Im Landkreis Garmisch-Partenkirchen ist es am Silvesterwochenende zu Zwischenfällen mit freilaufenden Hunden gekommen – die Halter konnten ermittelt werden.

Hund springt

Symbolbild

Gleich zweimal haben Hunde am Wochenende im oberbayerischen Landkreis Garmisch-Partenkirchen Wildtiere gehetzt. Wie merkur.de meldet, wurde dabei ein Reh so schwer verletzt, dass es durch einen Jäger von seinen Qualen erlöst werden musste.

Ein Hund, der einem Mann aus der Gemeinde Ohlstadt entlaufen war, verfolgte am Freitag in der Nähe von Eschenlohe einen Hirsch. Dem Bericht zufolge geschah dies unmittelbar vor den Augen eines Jägers und seines Jagdgasts. Die beiden Männer fingen das Tier ein. Der nicht mit einem Chip versehene Vierbeiner wurde dann von Polizeibeamten an ein Tierheim übergeben. Der Hundebesitzer meldete sich kurze Zeit später, um mitzuteilen, dass sein Tier entlaufen sei. Den Mann erwartet nun ein Verfahren wegen des Verdachts auf Jagdwilderei.

Der zweite Vorfall ereignete sich laut dem Zeitungsbericht in den Mittagsstunden des Silvestertags. Eine Frau aus Uffing am Staffelsee ließ ihren Hund von der Leine, der kurz darauf ein Reh entdeckte, dieses hetzte und es schließlich zu packen bekam. Dabei erlitt das Reh derart schwere Verletzungen, dass es nicht zu retten war. Gegen die Hundehalterin wird nun wegen Jagdwilderei und eines Verstoßes gegen das Tierschutzgesetz ermittelt. 

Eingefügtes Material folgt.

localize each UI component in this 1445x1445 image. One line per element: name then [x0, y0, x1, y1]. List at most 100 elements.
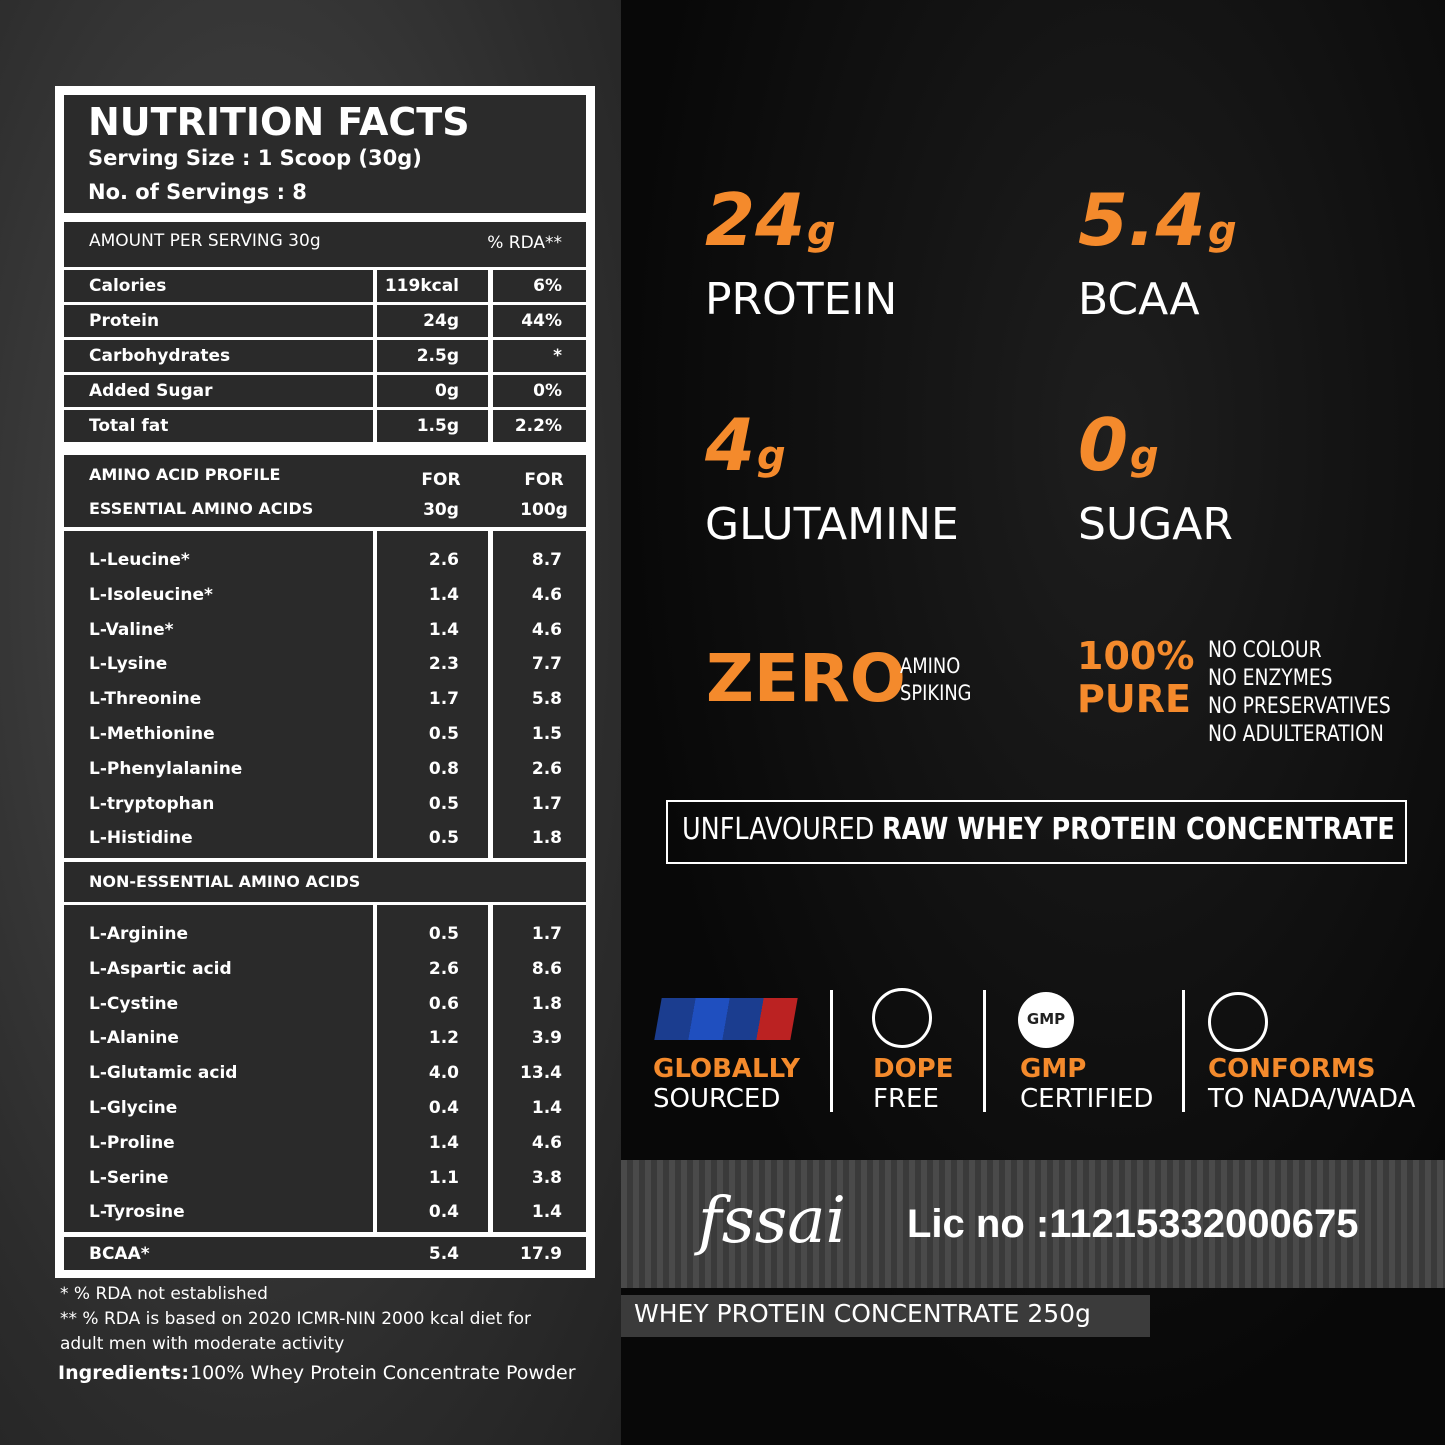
amino-30g: 1.2	[428, 1028, 459, 1049]
amino-30g: 2.6	[428, 958, 459, 979]
amino-100g: 1.7	[531, 924, 562, 944]
amino-100g: 1.4	[531, 1202, 562, 1223]
amino-30g: 0.5	[428, 793, 459, 814]
row-amount: 24g	[423, 311, 459, 331]
badge-divider	[1182, 990, 1185, 1112]
badge-title: GMP	[1020, 1054, 1087, 1084]
amino-30g: 0.5	[428, 924, 459, 944]
highlight-value: 5.4	[1078, 178, 1206, 262]
row-label: Calories	[89, 276, 167, 296]
amino-100g: 8.6	[531, 958, 562, 979]
amino-name: L-Cystine	[89, 993, 179, 1014]
highlight-label: BCAA	[1078, 274, 1200, 325]
amino-30g: 0.4	[428, 1098, 459, 1118]
gmp-icon	[1018, 992, 1074, 1048]
row-amount-cell	[377, 340, 488, 372]
banner-light: UNFLAVOURED	[682, 812, 875, 847]
amino-100g: 4.6	[531, 619, 562, 640]
pure-item: NO ENZYMES	[1208, 666, 1333, 691]
amino-name: L-Glutamic acid	[89, 1063, 238, 1084]
footnote: adult men with moderate activity	[60, 1334, 345, 1354]
amino-30g: 1.1	[428, 1167, 459, 1188]
highlight-label: GLUTAMINE	[705, 499, 959, 550]
row-rda-cell	[493, 375, 586, 407]
amount-header: AMOUNT PER SERVING 30g	[89, 231, 321, 251]
row-label: Total fat	[89, 416, 169, 436]
row-rda-cell	[493, 305, 586, 337]
amino-100g: 4.6	[531, 1132, 562, 1153]
pure-item: NO ADULTERATION	[1208, 722, 1384, 747]
zero-big: ZERO	[706, 640, 906, 717]
ingredients-text: 100% Whey Protein Concentrate Powder	[190, 1362, 576, 1384]
amino-30g-column	[377, 531, 488, 858]
serving-size: Serving Size : 1 Scoop (30g)	[88, 146, 422, 170]
license: Lic no :11215332000675	[907, 1202, 1359, 1246]
highlight-value: 24	[705, 178, 806, 262]
row-label-cell	[64, 375, 373, 407]
highlight-unit: g	[807, 208, 836, 254]
row-label: Added Sugar	[89, 381, 213, 401]
badge-sub: TO NADA/WADA	[1208, 1084, 1416, 1114]
row-amount: 0g	[435, 381, 459, 401]
amino-100g: 3.8	[531, 1167, 562, 1188]
amino-100g: 1.8	[531, 993, 562, 1014]
row-rda: *	[553, 346, 562, 366]
amino-30g: 1.7	[428, 689, 459, 710]
badge-sub: SOURCED	[653, 1084, 781, 1114]
amino-name: L-Proline	[89, 1132, 175, 1153]
row-amount-cell	[377, 410, 488, 442]
fssai-logo: fssai	[698, 1184, 846, 1258]
amino-30g: 0.8	[428, 758, 459, 779]
flags-icon	[654, 998, 798, 1040]
row-label-cell	[64, 305, 373, 337]
highlight-value: 0	[1078, 403, 1129, 487]
amino-30g: 2.3	[428, 654, 459, 675]
amino-30g: 1.4	[428, 584, 459, 605]
row-label: Carbohydrates	[89, 346, 231, 366]
badge-sub: CERTIFIED	[1020, 1084, 1154, 1114]
amino-name: L-Isoleucine*	[89, 584, 213, 605]
amino-100g: 1.8	[531, 828, 562, 849]
amino-100g: 2.6	[531, 758, 562, 779]
amino-100g: 1.4	[531, 1098, 562, 1118]
amino-100g: 3.9	[531, 1028, 562, 1049]
row-label: Protein	[89, 311, 160, 331]
amino-name: L-Alanine	[89, 1028, 179, 1049]
column-header: 100g	[520, 500, 568, 520]
amino-name: L-Threonine	[89, 689, 202, 710]
footnote: ** % RDA is based on 2020 ICMR-NIN 2000 …	[60, 1309, 532, 1329]
row-rda: 0%	[533, 381, 562, 401]
amino-100g: 1.5	[531, 724, 562, 744]
ingredients-label: Ingredients:	[58, 1362, 189, 1384]
row-label-cell	[64, 410, 373, 442]
amount-header-box	[64, 222, 586, 267]
badge-title: GLOBALLY	[653, 1054, 800, 1084]
amino-30g: 0.4	[428, 1202, 459, 1223]
amino-100g: 4.6	[531, 584, 562, 605]
check-icon	[1208, 992, 1268, 1052]
highlight-unit: g	[757, 433, 786, 479]
row-rda-cell	[493, 340, 586, 372]
essential-title: ESSENTIAL AMINO ACIDS	[89, 499, 314, 518]
amino-100g: 1.7	[531, 793, 562, 814]
label-title: NUTRITION FACTS	[88, 100, 470, 144]
amino-name: L-Leucine*	[89, 550, 190, 570]
amino-name: L-Valine*	[89, 619, 174, 640]
amino-label-column	[64, 905, 373, 1232]
pure-item: NO COLOUR	[1208, 638, 1322, 663]
header-box	[64, 95, 586, 213]
amino-name: L-Serine	[89, 1167, 169, 1188]
footnote: * % RDA not established	[60, 1284, 268, 1304]
amino-100g: 5.8	[531, 689, 562, 710]
banner-bold: RAW WHEY PROTEIN CONCENTRATE	[882, 812, 1395, 847]
column-header: FOR	[421, 470, 461, 490]
amino-100g: 13.4	[520, 1063, 562, 1084]
banner-frame	[666, 800, 1407, 864]
amino-name: L-Aspartic acid	[89, 958, 232, 979]
amino-100g-column	[493, 531, 586, 858]
row-amount: 119kcal	[384, 276, 459, 296]
product-box	[621, 1295, 1150, 1337]
nonessential-header-box	[64, 862, 586, 902]
row-rda-cell	[493, 270, 586, 302]
product-name: WHEY PROTEIN CONCENTRATE 250g	[634, 1299, 1091, 1328]
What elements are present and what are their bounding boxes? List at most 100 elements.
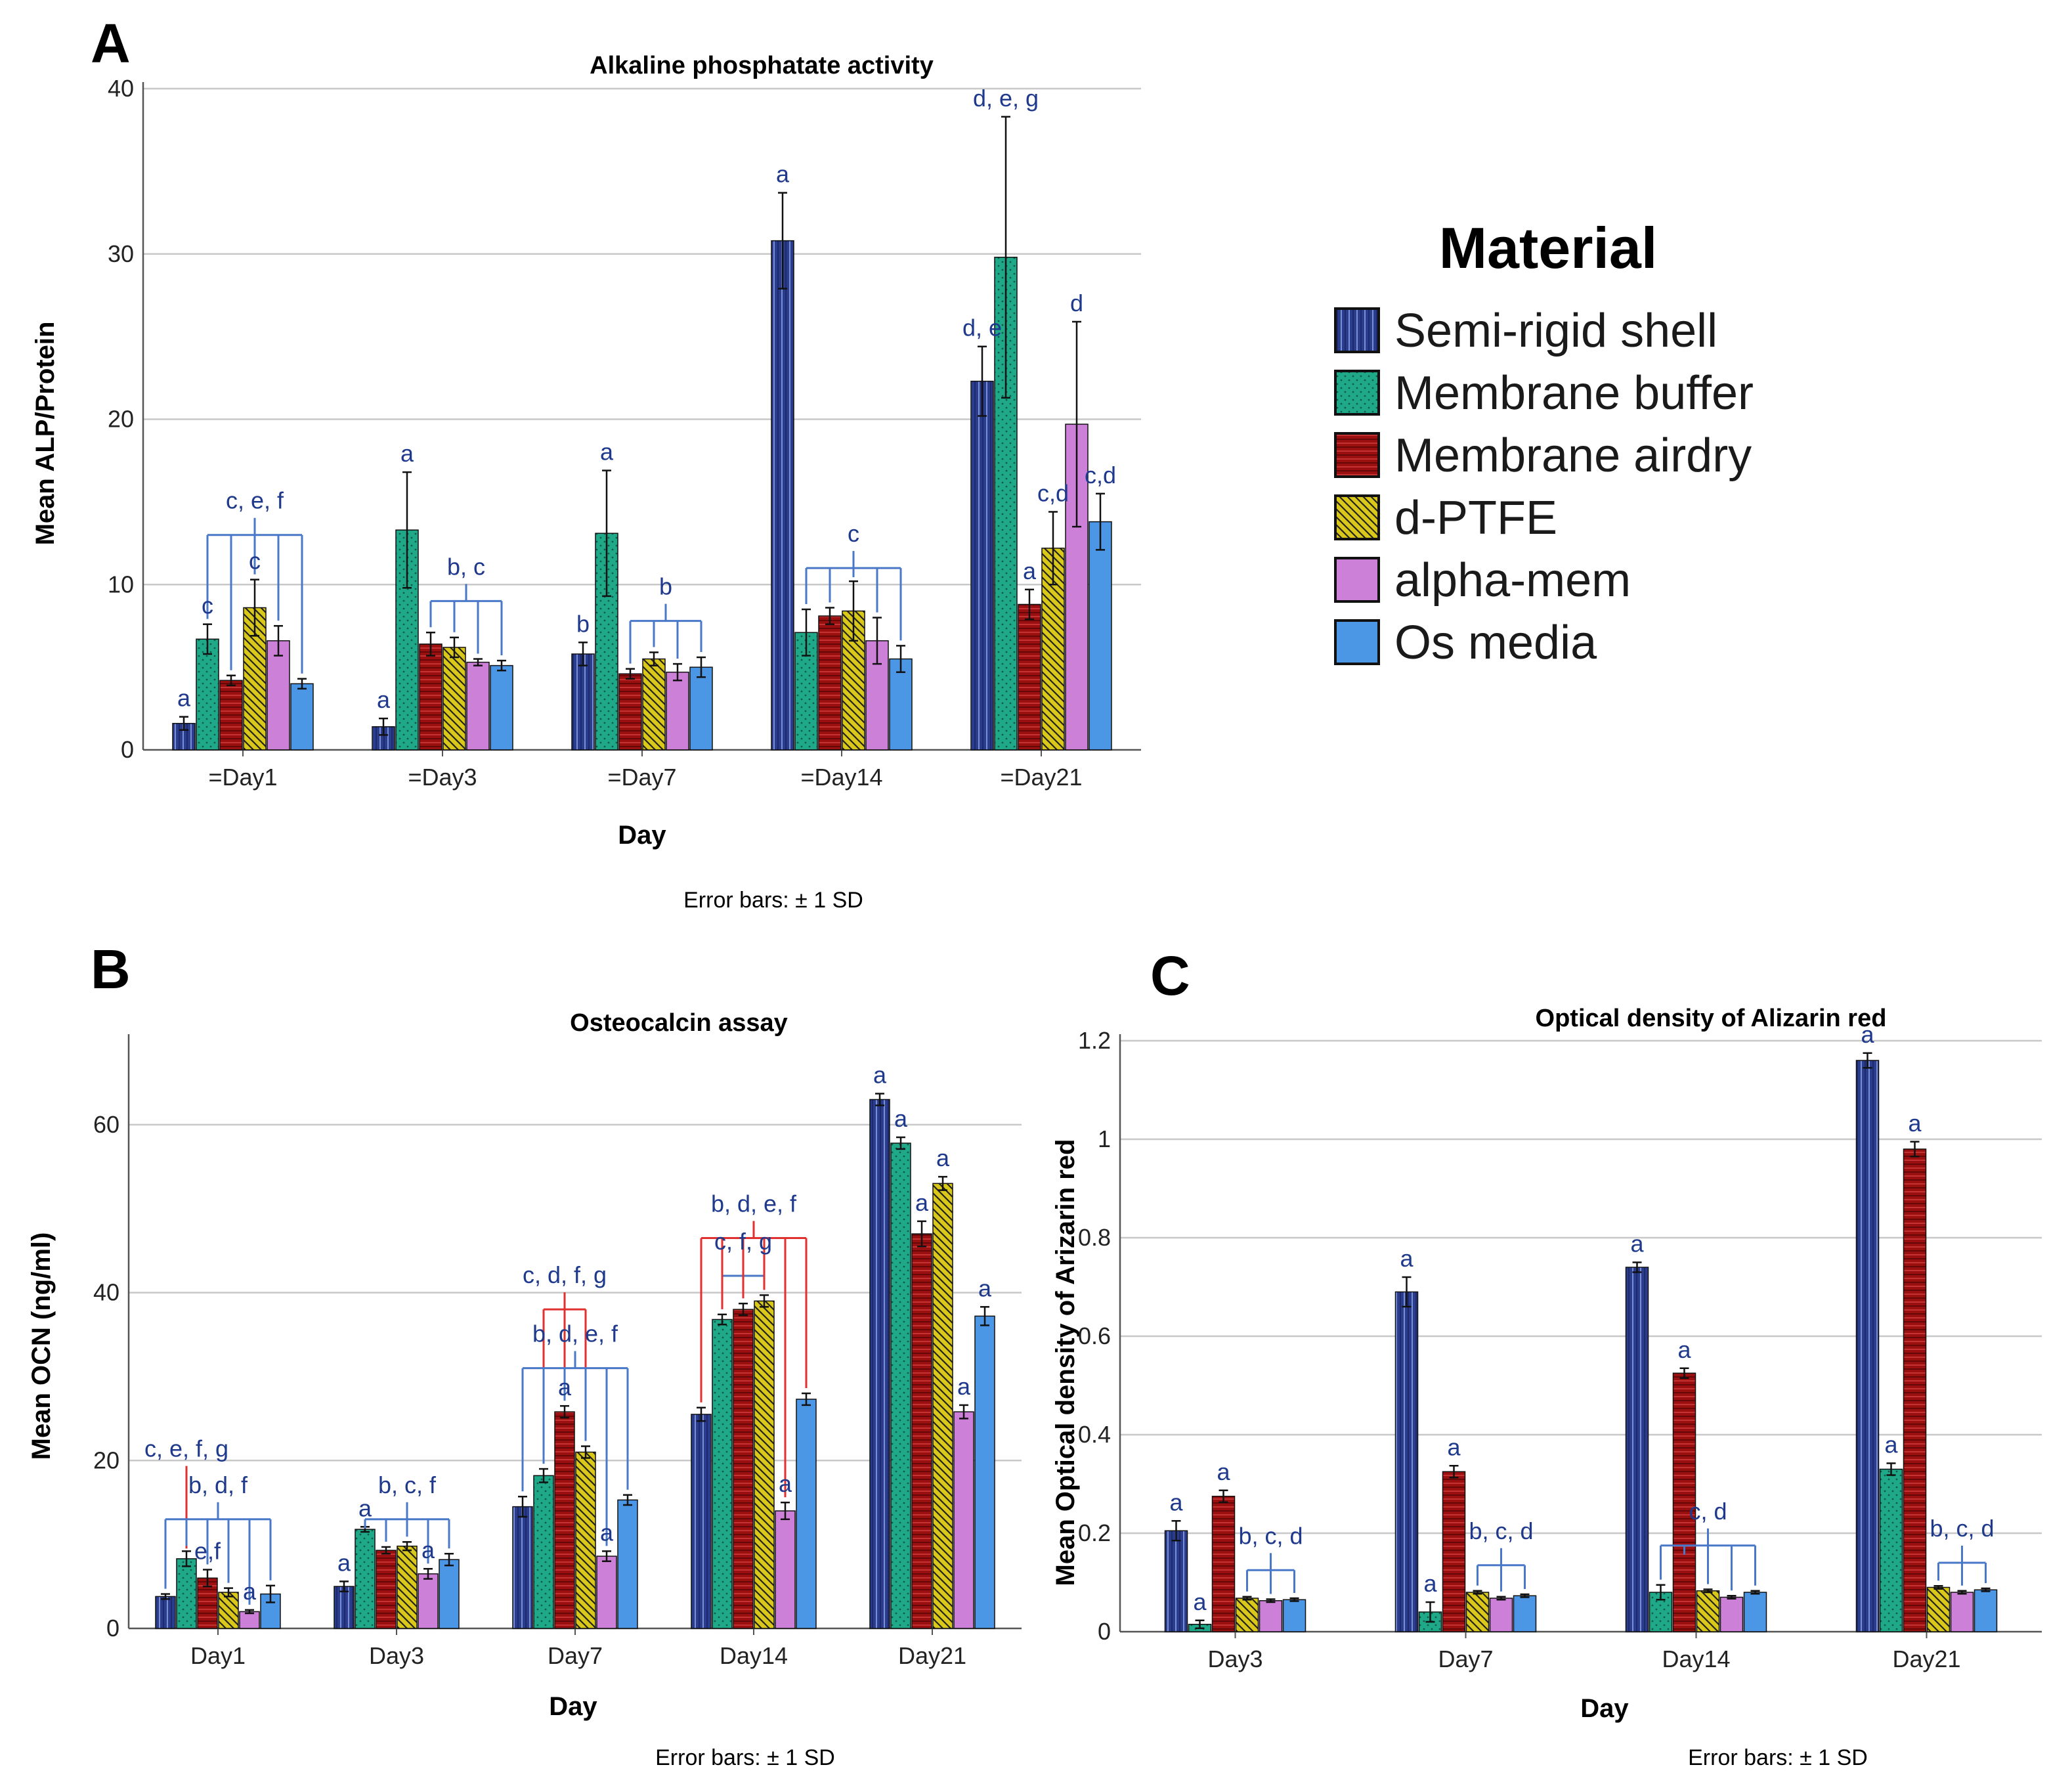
error-bar-semi-rigid-shell-day14 [778, 192, 787, 290]
bar-semi-rigid-shell-day7 [1394, 1291, 1419, 1632]
bar-alpha-mem-day7 [1489, 1598, 1513, 1632]
bar-d-ptfe-day14 [1696, 1590, 1720, 1632]
significance-label: a [1217, 1458, 1230, 1485]
bar-membrane-buffer-day21 [1879, 1468, 1903, 1632]
error-bar-membrane-airdry-day21 [1910, 1141, 1920, 1158]
error-bar-membrane-airdry-day7 [626, 668, 635, 680]
significance-label: c, e, f, g [144, 1435, 228, 1462]
significance-label: a [936, 1144, 950, 1171]
error-bar-semi-rigid-shell-day1 [161, 1593, 170, 1600]
chart-c-plot: 0 0.2 0.4 0.6 0.8 1 1.2 Day3 Day7 Day14 Day21 a a a b,… [1078, 1021, 2042, 1672]
error-bar-d-ptfe-day21 [1933, 1585, 1943, 1590]
significance-bracket [805, 551, 902, 641]
error-bar-membrane-buffer-day7 [1425, 1601, 1435, 1623]
significance-label: a [894, 1105, 908, 1132]
legend-label-alpha-mem: alpha-mem [1394, 554, 1631, 607]
panel-a: A Alkaline phosphatate activity Day Mean… [31, 12, 1141, 913]
bar-membrane-buffer-day14 [712, 1318, 733, 1629]
error-bar-os-media-day3 [444, 1552, 454, 1567]
error-bar-alpha-mem-day3 [1266, 1598, 1276, 1603]
chart-c-ylabel: Mean Optical density of Arizarin red [1051, 1139, 1080, 1586]
significance-label: b, c, d [1238, 1522, 1303, 1549]
significance-bracket [429, 584, 503, 656]
legend-swatch-semi-rigid-shell [1334, 307, 1380, 353]
bar-membrane-buffer-day7 [533, 1475, 554, 1629]
chart-b-title: Osteocalcin assay [570, 1009, 788, 1037]
significance-bracket [521, 1351, 629, 1546]
error-bar-alpha-mem-day3 [473, 658, 483, 666]
error-bar-alpha-mem-day14 [1727, 1595, 1737, 1600]
chart-b-xlabel: Day [549, 1692, 597, 1721]
significance-label: c, e, f [226, 487, 284, 514]
panel-letter-b: B [91, 938, 131, 1000]
error-bar-os-media-day21 [1981, 1587, 1991, 1592]
significance-label: a [1023, 557, 1037, 584]
significance-label: a [1884, 1431, 1898, 1458]
significance-label: e,f [194, 1538, 221, 1565]
error-bar-membrane-buffer-day7 [602, 469, 611, 598]
bar-membrane-buffer-day3 [355, 1529, 376, 1629]
x-tick-label-day1: Day1 [190, 1642, 246, 1669]
x-tick-label-day3: Day3 [369, 1642, 424, 1669]
significance-bracket [164, 1502, 272, 1605]
error-bar-d-ptfe-day14 [1703, 1588, 1713, 1594]
error-bar-os-media-day14 [802, 1392, 811, 1406]
significance-label: a [177, 685, 191, 712]
significance-label: a [558, 1374, 572, 1401]
error-bar-os-media-day21 [1096, 492, 1105, 551]
x-tick-label-day7: Day7 [1438, 1645, 1493, 1672]
significance-label: b, d, f [188, 1471, 248, 1498]
bar-membrane-buffer-day1 [176, 1558, 197, 1629]
legend-label-semi-rigid-shell: Semi-rigid shell [1394, 305, 1717, 357]
y-tick-label: 0.2 [1078, 1519, 1111, 1546]
error-bar-semi-rigid-shell-day21 [1863, 1052, 1872, 1069]
error-bar-semi-rigid-shell-day21 [875, 1093, 884, 1106]
significance-label: a [1861, 1021, 1874, 1048]
error-bar-d-ptfe-day3 [450, 636, 459, 659]
chart-a-note: Error bars: ± 1 SD [683, 888, 863, 913]
error-bar-semi-rigid-shell-day3 [379, 717, 388, 736]
significance-label: b [576, 610, 590, 637]
significance-label: b, d, e, f [711, 1190, 797, 1217]
bar-os-media-day21 [1089, 521, 1112, 751]
bar-alpha-mem-day7 [666, 671, 689, 751]
panel-b: B Osteocalcin assay Day Mean OCN (ng/ml)… [27, 938, 1022, 1770]
significance-bracket [206, 517, 303, 674]
bar-semi-rigid-shell-day14 [691, 1414, 712, 1629]
error-bar-membrane-buffer-day1 [182, 1550, 191, 1567]
error-bar-os-media-day21 [980, 1306, 989, 1326]
y-tick-label: 0.6 [1078, 1322, 1111, 1349]
error-bar-membrane-airdry-day21 [1025, 588, 1034, 621]
legend-title: Material [1439, 215, 1658, 280]
significance-label: c, d, f, g [523, 1261, 607, 1288]
significance-label: d, e [962, 315, 1002, 341]
x-tick-label-day3: Day3 [1207, 1645, 1263, 1672]
y-tick-label: 40 [93, 1279, 119, 1306]
significance-label: a [1193, 1588, 1207, 1615]
error-bar-os-media-day7 [697, 656, 706, 678]
bar-os-media-day7 [1513, 1595, 1537, 1632]
bar-semi-rigid-shell-day7 [571, 653, 595, 751]
panel-letter-a: A [91, 12, 131, 74]
error-bar-os-media-day1 [297, 678, 307, 690]
legend-item-membrane-airdry: Membrane airdry [1334, 429, 1752, 482]
bar-membrane-airdry-day3 [376, 1550, 397, 1629]
significance-label: b, c [447, 553, 485, 580]
legend-label-d-ptfe: d-PTFE [1394, 492, 1557, 544]
error-bar-os-media-day1 [266, 1584, 275, 1603]
bar-alpha-mem-day3 [466, 661, 490, 751]
bar-alpha-mem-day3 [1259, 1600, 1283, 1632]
significance-label: a [600, 1519, 614, 1546]
error-bar-membrane-airdry-day3 [426, 632, 435, 657]
significance-label: a [1447, 1433, 1461, 1460]
significance-label: b, d, e, f [532, 1320, 618, 1347]
legend-item-d-ptfe: d-PTFE [1334, 492, 1557, 544]
significance-label: c [202, 592, 213, 619]
error-bar-d-ptfe-day21 [1048, 511, 1058, 586]
bar-d-ptfe-day1 [218, 1592, 239, 1629]
significance-bracket [629, 603, 702, 664]
significance-label: a [779, 1470, 792, 1497]
y-tick-label: 0 [1098, 1618, 1111, 1645]
bar-alpha-mem-day3 [418, 1573, 439, 1629]
chart-c-note: Error bars: ± 1 SD [1688, 1745, 1868, 1770]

Weil freilaufende Hunde immer wieder Wildtiere verletzen oder gar töten, war der Bayerische Jagdverband erst im September an die Öffentlichkeit gegangen (wir berichteten). Der Verband appellierte an Hundebesitzer, besser auf ihre Tiere aufzupassen. Der Deutsche Jagdverband veröffentlichte im vergangenen Jahr eine Info-Broschüre, um für mehr Ruhe im Wald zu sorgen (wir berichteten). Im schleswig-holsteinischen Bad Bramstedt schließlich wählten Jäger einen anderen Weg, um Hundehalter zu sensibilisieren: Sie stellten Schilder mit „Schock-Fotos“ auf, die von Hunden gerissene Wildtiere zeigen (wir berichteten).